Cuando era chico me disponía a dormir con la actitud de un viajero. Me cubría con la ropa de cama como si fueran los aparejos de una nave interespacial: apretaba botones imaginarios, ajustaba correas, bajaba burbujas de cristal. Luego, al cerrar los ojos, comenzaba a imaginar una historia –costumbre que perdura- que se parece bastante a una utopía nórdica: un paisaje de murallas frente a las cuales se libran permanentes combates. Siempre me duermo antes de la definición del duelo singular.
En una de las novelas truncas que esperan en mi computadora, la primera frase es “duermo como quien combate”. Me muevo, giro, busco a tientas quién sabe qué, gruño, gimo y en los mejores casos, ronco. Debe ser bastante molesto compartir la cama conmigo. No recuerdo si el descanso de mi infancia o adolescencia era mejor, si su deterioro es comparable al de un auto al que le han pegado demasiados guijarros en el camino y ha caído en baches asesinos.

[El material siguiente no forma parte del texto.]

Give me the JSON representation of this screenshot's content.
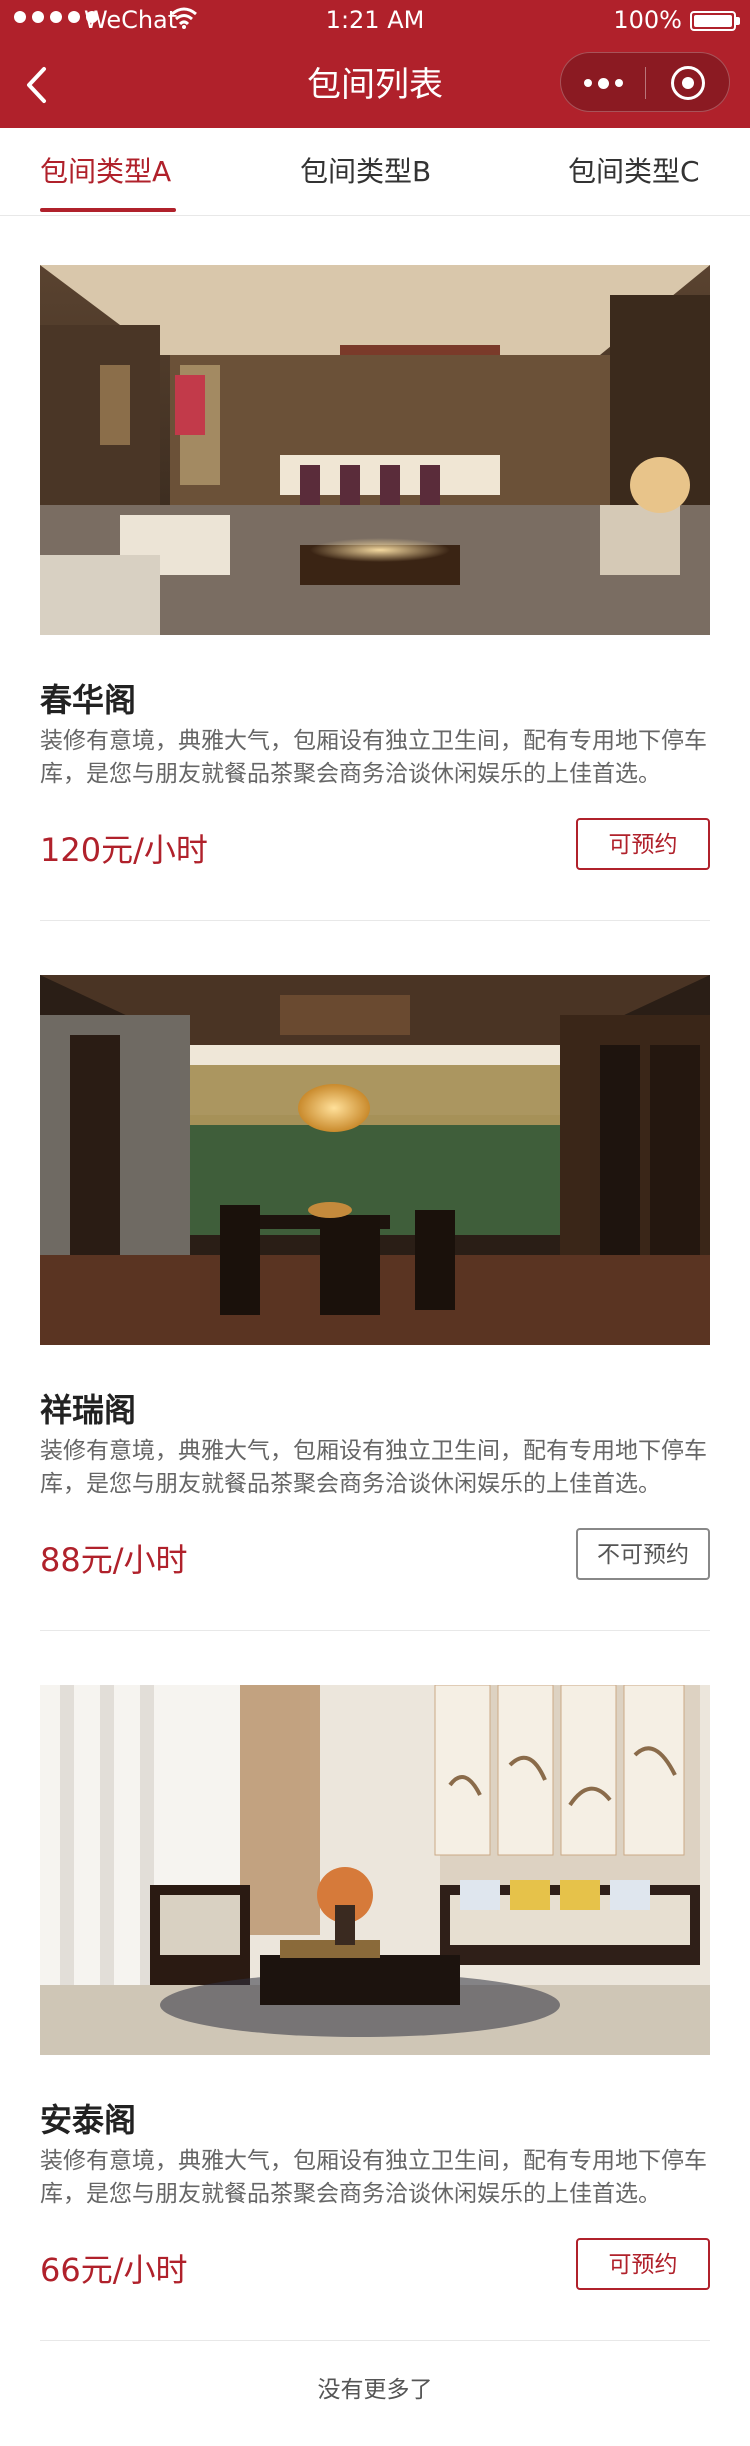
{
  "status_bar": {
    "carrier": "WeChat",
    "time": "1:21 AM",
    "battery": "100%"
  },
  "nav": {
    "title": "包间列表"
  },
  "tabs": [
    {
      "label": "包间类型A",
      "active": true
    },
    {
      "label": "包间类型B",
      "active": false
    },
    {
      "label": "包间类型C",
      "active": false
    }
  ],
  "rooms": [
    {
      "name": "春华阁",
      "description": "装修有意境，典雅大气，包厢设有独立卫生间，配有专用地下停车库，是您与朋友就餐品茶聚会商务洽谈休闲娱乐的上佳首选。",
      "price": "120元/小时",
      "action": "可预约",
      "available": true
    },
    {
      "name": "祥瑞阁",
      "description": "装修有意境，典雅大气，包厢设有独立卫生间，配有专用地下停车库，是您与朋友就餐品茶聚会商务洽谈休闲娱乐的上佳首选。",
      "price": "88元/小时",
      "action": "不可预约",
      "available": false
    },
    {
      "name": "安泰阁",
      "description": "装修有意境，典雅大气，包厢设有独立卫生间，配有专用地下停车库，是您与朋友就餐品茶聚会商务洽谈休闲娱乐的上佳首选。",
      "price": "66元/小时",
      "action": "可预约",
      "available": true
    }
  ],
  "footer": {
    "no_more": "没有更多了"
  },
  "colors": {
    "brand": "#b0212b",
    "text": "#333333",
    "muted": "#666666"
  }
}
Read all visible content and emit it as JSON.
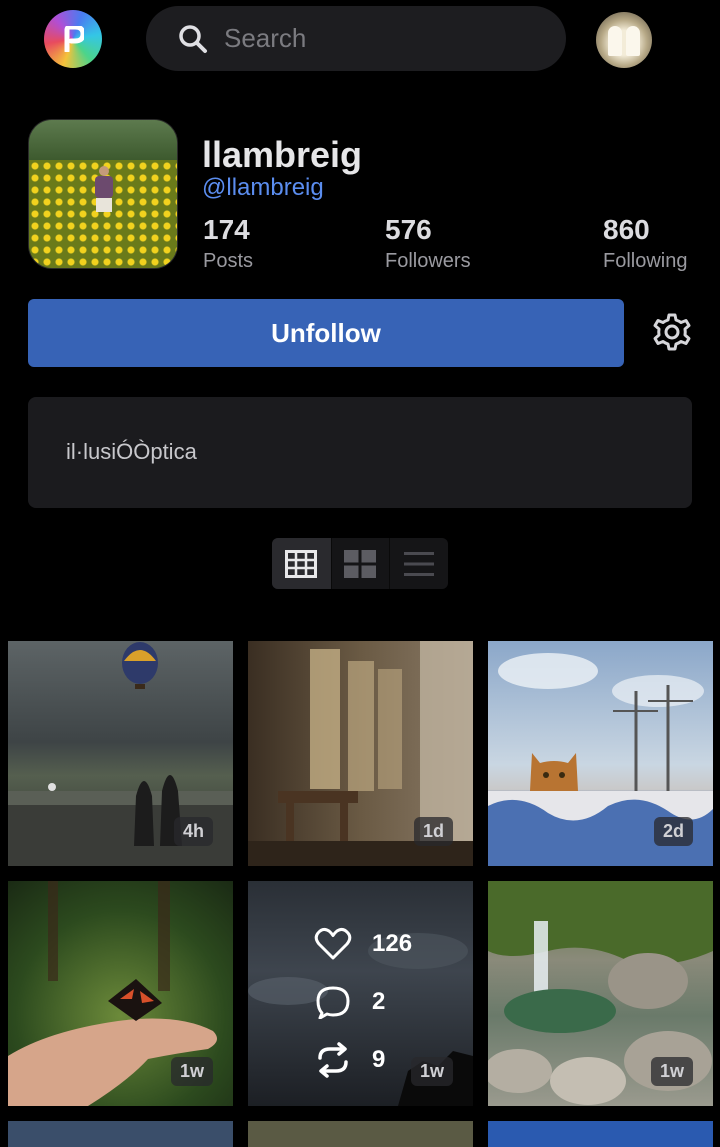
{
  "search": {
    "placeholder": "Search"
  },
  "profile": {
    "name": "llambreig",
    "handle": "@llambreig",
    "stats": [
      {
        "value": "174",
        "label": "Posts"
      },
      {
        "value": "576",
        "label": "Followers"
      },
      {
        "value": "860",
        "label": "Following"
      }
    ],
    "follow_button": "Unfollow",
    "bio": "il·lusiÓÒptica"
  },
  "posts": [
    {
      "age": "4h",
      "subject": "hot air balloon over misty hills"
    },
    {
      "age": "1d",
      "subject": "sunlit window and wooden stool"
    },
    {
      "age": "2d",
      "subject": "cat peeking over tiled wall"
    },
    {
      "age": "1w",
      "subject": "butterfly on hand in ferns"
    },
    {
      "age": "1w",
      "subject": "stormy clouds",
      "likes": "126",
      "comments": "2",
      "reposts": "9"
    },
    {
      "age": "1w",
      "subject": "waterfall and rocky pool"
    }
  ],
  "colors": {
    "accent": "#3763b6",
    "handle": "#5b8def",
    "background": "#000000"
  }
}
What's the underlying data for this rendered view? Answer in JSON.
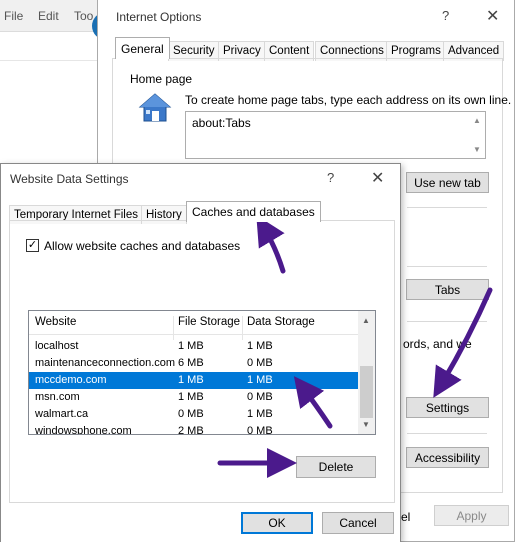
{
  "browser_menu": {
    "file": "File",
    "edit": "Edit",
    "tools_partial": "Too"
  },
  "internet_options": {
    "title": "Internet Options",
    "help": "?",
    "close": "✕",
    "tabs": [
      "General",
      "Security",
      "Privacy",
      "Content",
      "Connections",
      "Programs",
      "Advanced"
    ],
    "home_page": {
      "group_title": "Home page",
      "instruction": "To create home page tabs, type each address on its own line.",
      "value": "about:Tabs"
    },
    "use_new_tab": "Use new tab",
    "tabs_button": "Tabs",
    "partial_text": "ords, and we",
    "settings_button": "Settings",
    "accessibility_button": "Accessibility",
    "cancel_partial": "el",
    "apply_button": "Apply"
  },
  "website_data": {
    "title": "Website Data Settings",
    "help": "?",
    "close": "✕",
    "tabs": [
      "Temporary Internet Files",
      "History",
      "Caches and databases"
    ],
    "allow_caches_label": "Allow website caches and databases",
    "allow_caches_checked": true,
    "columns": [
      "Website",
      "File Storage",
      "Data Storage"
    ],
    "rows": [
      {
        "website": "localhost",
        "file": "1 MB",
        "data": "1 MB"
      },
      {
        "website": "maintenanceconnection.com",
        "file": "6 MB",
        "data": "0 MB"
      },
      {
        "website": "mccdemo.com",
        "file": "1 MB",
        "data": "1 MB",
        "selected": true
      },
      {
        "website": "msn.com",
        "file": "1 MB",
        "data": "0 MB"
      },
      {
        "website": "walmart.ca",
        "file": "0 MB",
        "data": "1 MB"
      },
      {
        "website": "windowsphone.com",
        "file": "2 MB",
        "data": "0 MB"
      }
    ],
    "delete_button": "Delete",
    "ok_button": "OK",
    "cancel_button": "Cancel"
  },
  "colors": {
    "selection": "#0078d7",
    "annotation_arrow": "#4b1a8c",
    "browser_blue": "#1a6fb3"
  }
}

Sueño en colores. Con sonido surround. Una vez soñé con una mujer que cantaba en un escenario al aire libre la canción más bella imaginable. Otro día soñé una voz sin imagen que preanunciaba el nacimiento de mi hija mayor. En una época soñaba argumentos de ficción que por la mañana podaba y me permitían cumplir a diario la rutina de guiones de un deplorable programa de TV. Me gustan los sueños, incluso las pesadillas, porque las miro desde afuera como fuentes de futuras ficciones, como revelaciones, nada freudianas, de que la realidad profunda es imprecisa.
¿Por qué ha sido diseñado un descanso tan largo? ¿Por qué necesitamos estar ausentes de la conciencia durante tantas horas? Prefiero pensar como los antiguos que vigilia y sueño no son más que dos sendas diversas por las que caminamos, tanto como vida y muerte son dos estados igualmente reconocibles. Eso explicaría muchas cosas. Y sin embargo, no logro convencerme.